Doing an ad live is an impressive technical feat and wins a brand industry respect. But in an effectiveness sense the benefits are less clear. Most ads are built for repeat performances – you’ll encounter them again and again, which is one reason bad ones are so aggravating. A live ad is by its nature a one-off.

So it’s honestly lovely to be able to say that the Co-Op’s live Christmas ad was a big success, landing a very strong 4-Star score on the Test Your Ad platform, which puts it the year’s Top 10.

The ad stars The X-Factor’s Dermot O’Leary as he visits a Community Fridge in Feltham. The Community Fridge network was started by charity Hubbub in 2016 to help communities tackle food waste and build cooking skills. Co-Op are partnering with the initiative and funding 250 new Community Fridges, and the ad celebrates this partnership while showing a bit of communal merrymaking after a grim 18 months.
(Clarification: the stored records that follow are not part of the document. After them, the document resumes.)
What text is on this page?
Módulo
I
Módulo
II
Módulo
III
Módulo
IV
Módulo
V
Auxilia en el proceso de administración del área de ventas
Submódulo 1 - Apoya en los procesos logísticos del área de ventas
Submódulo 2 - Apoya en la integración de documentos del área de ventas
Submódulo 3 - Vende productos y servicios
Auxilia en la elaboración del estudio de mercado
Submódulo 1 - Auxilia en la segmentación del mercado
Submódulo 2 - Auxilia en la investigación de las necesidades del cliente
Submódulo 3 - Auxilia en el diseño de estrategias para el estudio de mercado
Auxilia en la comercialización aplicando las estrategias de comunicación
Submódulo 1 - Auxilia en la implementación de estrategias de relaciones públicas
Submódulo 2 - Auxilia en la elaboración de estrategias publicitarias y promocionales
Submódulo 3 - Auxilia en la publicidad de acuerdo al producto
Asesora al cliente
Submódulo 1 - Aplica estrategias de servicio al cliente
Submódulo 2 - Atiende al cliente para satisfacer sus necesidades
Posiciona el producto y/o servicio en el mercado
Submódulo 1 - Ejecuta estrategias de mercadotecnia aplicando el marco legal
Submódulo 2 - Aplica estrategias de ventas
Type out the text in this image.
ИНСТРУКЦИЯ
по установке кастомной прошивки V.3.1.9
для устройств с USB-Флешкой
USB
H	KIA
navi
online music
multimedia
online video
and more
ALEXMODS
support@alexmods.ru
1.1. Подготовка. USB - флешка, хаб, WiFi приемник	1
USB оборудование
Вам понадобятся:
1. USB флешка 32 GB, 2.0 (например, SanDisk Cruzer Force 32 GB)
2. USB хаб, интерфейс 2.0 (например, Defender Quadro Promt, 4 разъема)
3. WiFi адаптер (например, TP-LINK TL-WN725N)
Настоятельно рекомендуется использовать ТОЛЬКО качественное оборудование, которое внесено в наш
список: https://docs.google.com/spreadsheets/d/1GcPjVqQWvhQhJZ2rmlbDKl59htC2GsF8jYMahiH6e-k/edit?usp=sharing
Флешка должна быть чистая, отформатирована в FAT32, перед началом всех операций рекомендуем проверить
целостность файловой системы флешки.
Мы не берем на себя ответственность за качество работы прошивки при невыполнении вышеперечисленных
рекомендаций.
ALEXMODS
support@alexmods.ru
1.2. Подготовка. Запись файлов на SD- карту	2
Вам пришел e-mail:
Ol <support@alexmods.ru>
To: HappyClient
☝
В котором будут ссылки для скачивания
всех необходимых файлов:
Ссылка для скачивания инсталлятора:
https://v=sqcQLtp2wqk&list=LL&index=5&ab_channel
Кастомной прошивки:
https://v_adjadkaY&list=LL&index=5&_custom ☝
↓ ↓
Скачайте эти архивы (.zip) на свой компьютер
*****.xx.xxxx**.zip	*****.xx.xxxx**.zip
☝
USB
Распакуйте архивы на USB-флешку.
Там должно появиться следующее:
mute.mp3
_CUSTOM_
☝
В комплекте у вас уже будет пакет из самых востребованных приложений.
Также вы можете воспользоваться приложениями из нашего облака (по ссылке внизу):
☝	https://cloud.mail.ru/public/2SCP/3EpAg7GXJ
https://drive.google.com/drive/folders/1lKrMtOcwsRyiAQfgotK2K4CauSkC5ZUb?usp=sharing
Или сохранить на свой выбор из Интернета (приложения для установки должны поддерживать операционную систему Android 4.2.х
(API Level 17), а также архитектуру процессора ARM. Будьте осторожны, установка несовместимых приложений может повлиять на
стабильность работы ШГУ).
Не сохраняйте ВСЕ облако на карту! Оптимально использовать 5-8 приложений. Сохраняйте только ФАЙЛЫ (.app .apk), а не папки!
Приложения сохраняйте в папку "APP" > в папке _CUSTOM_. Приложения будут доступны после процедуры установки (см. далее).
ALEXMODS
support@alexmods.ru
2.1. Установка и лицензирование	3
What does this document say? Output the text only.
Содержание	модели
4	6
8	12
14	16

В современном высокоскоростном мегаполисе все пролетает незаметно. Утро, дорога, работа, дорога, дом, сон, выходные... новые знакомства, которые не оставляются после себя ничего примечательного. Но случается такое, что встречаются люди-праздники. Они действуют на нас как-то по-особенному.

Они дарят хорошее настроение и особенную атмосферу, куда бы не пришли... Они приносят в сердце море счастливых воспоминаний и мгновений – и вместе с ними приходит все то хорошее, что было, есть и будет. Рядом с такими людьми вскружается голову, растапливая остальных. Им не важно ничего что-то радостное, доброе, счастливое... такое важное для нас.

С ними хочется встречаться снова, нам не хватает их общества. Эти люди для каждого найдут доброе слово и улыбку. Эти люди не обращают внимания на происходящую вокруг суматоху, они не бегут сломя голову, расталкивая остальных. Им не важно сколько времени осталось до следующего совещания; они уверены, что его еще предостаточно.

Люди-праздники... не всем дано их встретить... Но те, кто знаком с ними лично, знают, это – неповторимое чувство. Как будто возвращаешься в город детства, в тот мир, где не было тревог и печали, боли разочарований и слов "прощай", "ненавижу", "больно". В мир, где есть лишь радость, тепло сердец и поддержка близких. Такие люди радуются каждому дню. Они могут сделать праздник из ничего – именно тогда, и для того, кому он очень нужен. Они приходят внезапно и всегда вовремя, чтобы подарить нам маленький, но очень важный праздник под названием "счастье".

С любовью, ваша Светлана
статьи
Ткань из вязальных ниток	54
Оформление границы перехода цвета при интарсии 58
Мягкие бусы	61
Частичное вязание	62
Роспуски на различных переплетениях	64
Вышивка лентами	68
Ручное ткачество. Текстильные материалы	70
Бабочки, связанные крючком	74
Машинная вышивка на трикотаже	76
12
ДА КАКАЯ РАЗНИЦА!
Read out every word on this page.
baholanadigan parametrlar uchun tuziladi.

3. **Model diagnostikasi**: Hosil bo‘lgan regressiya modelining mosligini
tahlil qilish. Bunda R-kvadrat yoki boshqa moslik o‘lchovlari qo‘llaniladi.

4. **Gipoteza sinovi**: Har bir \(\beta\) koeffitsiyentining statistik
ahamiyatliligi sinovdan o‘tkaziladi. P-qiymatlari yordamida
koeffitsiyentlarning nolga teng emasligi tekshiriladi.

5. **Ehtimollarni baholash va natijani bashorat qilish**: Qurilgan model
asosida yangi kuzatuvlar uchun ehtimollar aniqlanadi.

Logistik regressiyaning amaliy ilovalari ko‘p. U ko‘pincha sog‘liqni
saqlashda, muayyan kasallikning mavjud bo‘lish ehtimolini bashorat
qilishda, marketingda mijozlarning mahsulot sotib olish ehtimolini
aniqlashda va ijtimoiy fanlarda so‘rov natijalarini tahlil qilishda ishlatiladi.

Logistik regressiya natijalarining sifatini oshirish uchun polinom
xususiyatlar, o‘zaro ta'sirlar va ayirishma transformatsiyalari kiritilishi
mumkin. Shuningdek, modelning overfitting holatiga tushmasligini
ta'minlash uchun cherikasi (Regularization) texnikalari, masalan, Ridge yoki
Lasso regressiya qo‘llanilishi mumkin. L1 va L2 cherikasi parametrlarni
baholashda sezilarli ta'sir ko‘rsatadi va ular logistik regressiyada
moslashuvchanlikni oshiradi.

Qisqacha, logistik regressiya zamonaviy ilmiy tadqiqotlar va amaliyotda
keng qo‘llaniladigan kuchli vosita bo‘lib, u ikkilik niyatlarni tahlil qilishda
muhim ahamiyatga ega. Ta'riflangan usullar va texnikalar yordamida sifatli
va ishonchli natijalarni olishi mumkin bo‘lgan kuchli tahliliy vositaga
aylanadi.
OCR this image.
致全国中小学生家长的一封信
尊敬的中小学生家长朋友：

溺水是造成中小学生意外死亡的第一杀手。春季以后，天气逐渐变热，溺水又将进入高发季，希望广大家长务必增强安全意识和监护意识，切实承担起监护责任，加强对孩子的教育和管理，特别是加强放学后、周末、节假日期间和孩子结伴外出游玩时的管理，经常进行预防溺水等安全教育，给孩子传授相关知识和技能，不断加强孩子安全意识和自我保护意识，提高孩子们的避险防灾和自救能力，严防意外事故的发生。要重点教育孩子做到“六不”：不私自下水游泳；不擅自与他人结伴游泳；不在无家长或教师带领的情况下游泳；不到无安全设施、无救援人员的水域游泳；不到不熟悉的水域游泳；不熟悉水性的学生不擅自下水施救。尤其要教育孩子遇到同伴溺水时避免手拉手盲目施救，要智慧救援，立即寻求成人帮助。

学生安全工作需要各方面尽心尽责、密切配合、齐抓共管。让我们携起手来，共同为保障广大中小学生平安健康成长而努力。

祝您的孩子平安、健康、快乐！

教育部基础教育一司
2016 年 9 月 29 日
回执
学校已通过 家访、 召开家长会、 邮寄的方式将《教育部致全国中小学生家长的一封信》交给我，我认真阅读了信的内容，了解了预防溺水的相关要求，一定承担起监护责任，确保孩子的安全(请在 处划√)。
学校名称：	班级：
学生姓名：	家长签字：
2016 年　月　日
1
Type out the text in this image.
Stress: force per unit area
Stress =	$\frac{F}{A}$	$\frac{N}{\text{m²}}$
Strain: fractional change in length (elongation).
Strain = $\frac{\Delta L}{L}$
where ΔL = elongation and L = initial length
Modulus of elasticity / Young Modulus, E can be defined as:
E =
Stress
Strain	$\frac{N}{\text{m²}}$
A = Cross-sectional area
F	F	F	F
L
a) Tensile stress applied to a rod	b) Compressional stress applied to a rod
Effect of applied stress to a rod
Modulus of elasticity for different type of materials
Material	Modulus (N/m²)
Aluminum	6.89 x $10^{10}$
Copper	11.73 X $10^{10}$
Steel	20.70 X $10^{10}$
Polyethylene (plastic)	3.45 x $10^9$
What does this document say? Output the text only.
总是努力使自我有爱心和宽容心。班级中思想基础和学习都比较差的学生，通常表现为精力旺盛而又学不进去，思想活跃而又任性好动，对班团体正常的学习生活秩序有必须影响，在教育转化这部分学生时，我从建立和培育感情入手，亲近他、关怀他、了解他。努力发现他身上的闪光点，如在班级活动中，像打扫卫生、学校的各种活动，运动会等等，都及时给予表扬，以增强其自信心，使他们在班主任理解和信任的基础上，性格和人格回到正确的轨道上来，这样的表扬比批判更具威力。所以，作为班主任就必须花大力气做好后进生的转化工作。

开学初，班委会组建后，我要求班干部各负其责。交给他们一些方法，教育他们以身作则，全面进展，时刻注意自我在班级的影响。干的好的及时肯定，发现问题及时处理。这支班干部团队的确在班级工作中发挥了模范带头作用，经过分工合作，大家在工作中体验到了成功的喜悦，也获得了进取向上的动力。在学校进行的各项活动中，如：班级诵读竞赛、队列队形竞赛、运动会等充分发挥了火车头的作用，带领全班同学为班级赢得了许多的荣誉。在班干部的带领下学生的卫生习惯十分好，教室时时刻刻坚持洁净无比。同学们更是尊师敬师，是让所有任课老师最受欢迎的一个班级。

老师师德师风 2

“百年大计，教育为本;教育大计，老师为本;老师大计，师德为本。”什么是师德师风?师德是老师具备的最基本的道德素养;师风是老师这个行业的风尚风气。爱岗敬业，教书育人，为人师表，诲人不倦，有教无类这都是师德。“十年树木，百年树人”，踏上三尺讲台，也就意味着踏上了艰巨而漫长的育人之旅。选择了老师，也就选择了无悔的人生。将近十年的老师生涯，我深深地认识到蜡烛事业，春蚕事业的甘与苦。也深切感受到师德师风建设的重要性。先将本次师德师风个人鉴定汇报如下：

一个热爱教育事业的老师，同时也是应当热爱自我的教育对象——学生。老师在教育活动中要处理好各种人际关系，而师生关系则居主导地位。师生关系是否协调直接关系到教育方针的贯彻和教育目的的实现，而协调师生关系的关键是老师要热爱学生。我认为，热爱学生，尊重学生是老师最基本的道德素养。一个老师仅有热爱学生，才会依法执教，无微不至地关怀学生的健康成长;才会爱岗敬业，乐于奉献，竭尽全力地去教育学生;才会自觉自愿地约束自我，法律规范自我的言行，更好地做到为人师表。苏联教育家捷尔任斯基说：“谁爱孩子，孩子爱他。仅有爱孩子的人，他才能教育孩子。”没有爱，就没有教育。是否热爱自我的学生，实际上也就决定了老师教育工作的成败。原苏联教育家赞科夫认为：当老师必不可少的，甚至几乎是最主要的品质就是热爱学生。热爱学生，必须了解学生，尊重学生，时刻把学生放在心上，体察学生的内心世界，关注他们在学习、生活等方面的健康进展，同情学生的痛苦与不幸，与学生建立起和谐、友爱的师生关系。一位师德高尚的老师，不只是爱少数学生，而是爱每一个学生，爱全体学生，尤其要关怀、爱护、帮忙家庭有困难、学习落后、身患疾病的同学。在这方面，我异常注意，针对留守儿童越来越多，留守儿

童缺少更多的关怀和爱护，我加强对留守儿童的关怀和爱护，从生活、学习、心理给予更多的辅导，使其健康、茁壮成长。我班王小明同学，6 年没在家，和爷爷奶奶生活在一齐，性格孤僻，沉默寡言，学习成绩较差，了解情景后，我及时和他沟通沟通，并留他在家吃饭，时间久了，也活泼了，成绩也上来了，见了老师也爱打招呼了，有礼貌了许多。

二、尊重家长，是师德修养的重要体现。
Co-Op’s ad – developed by Dentsu. Carat and The Story Lab – isn’t just unusual for going out live. It’s also proudly purpose-driven in a Christmas ad season which has mostly been about fun and indulgence. At a time when purpose-led ads are under fierce and much-needed scrutiny, it’s worth asking what this one gets right. We identified three big reasons.

1. SIMPLE EXECUTION

From an execution point of view, doing the ad live has one big advantage. It prevents the directors from messing around with freeze-frames, rapid cuts, voiceovers and all the elements that appeal more to the narrow-beam attention of the left brain, as described in Orlando Wood’s Look Out. Instead the ad feels simple with a sense of place, a scene unfolding, and bags of interpersonal communication – all elements that tickle the fancy of the right-brain and are associated with greater effectiveness.

2.FAMILIAR FEEL

This vivid spontaneity combines very well with the purpose led message. Together they give the ad the familiar feel of a scene from a telethon, in which celebrities dropping in on charities are a common sight. Those genre cues make a viewer comfortable and the enthusiasm of Dermot makes the ad come over as a celebration, not a sermon.

3.BRAND FIT

Finally it’s the right brand to be doing this. Unlike a lot of supermarkets, the Co-Op is rooted in, well, co-operation and community action. A tie-in with a community charity fits the brand, so the initiative feels authentic and doesn’t distract from the Co-Op.

Which only leaves that initial problem – isn’t a live ad a one-off? The Co-Op are planning to run short ads in regular ad breaks around food and community, but also the ad is simple and direct enough that it could easily be cut down. (It would probably have been just as effective as a one-minute live piece.)

One of the great things about creativity is that a format which usually doesn’t work can suddenly spark to life when the right brand has the right idea. That’s the case here. Not every brand could or should try a live ad, but Co-Op have pulled it off in style.